Makers of generic drugs cannot be sued by patients who experience side effects if the warning label on the drugs is the same as those on the brand-name product, the U.S. Supreme Court ruled. The ruling preempts state laws that require pharmaceutical companies to provide patients with updated information regarding adverse events.
The federal law could be detrimental to consumers, preventing them from suing generic drug companies regardless of the severity of their injuries. However, consumers of brand-name drugs can still file suit against the brand-name drug makers. The catch is that most insurance companies require patients to use a less expensive generic drugs instead of the brand name product.
One concern is that this ruling offers generic drug manufacturers no incentive to keep track of side effects associated with their drugs and adequately warn patients and doctors of the risks.

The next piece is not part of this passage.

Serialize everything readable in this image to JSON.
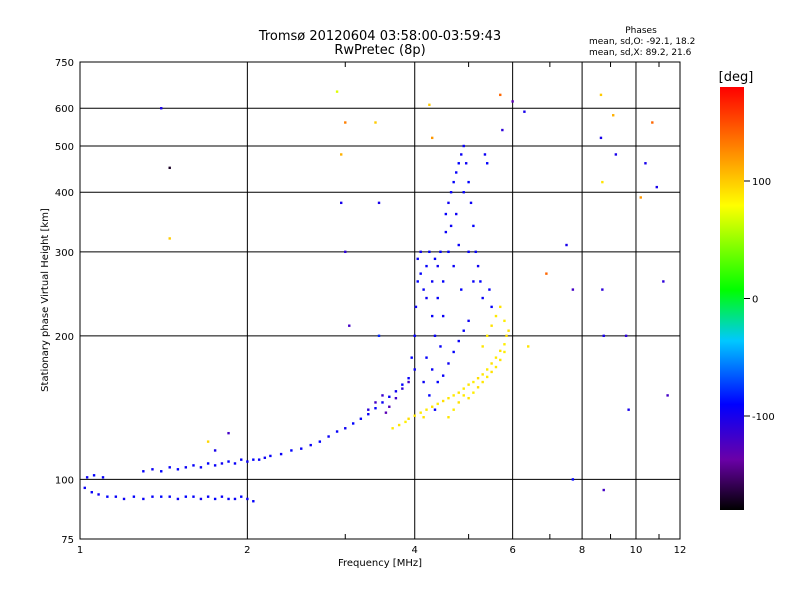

In a 5 to 4 vote, the court overturned a $21 million jury award to a New Hampshire woman who suffered serious injuries and nearly lost her vision after taking the anti-inflammatory medication sulindac. The plaintiff alleged that the drug company did not list the side effect she experienced on its safety label. Sulindac’s maker, however, said it was following federal law by using the same label information on its generic product as the brand name equivalent.
Earlier this week, Senate Judiciary Committee Chairman Patrick Leahy and six other senators and congressmen sent a letter to the Food and Drug Administration (FDA) asking that makers of generic drugs be required to provide doctors and patients with updated safety information as brand name drug makers do, and to be held accountable if they fail to adequately warn about the risks.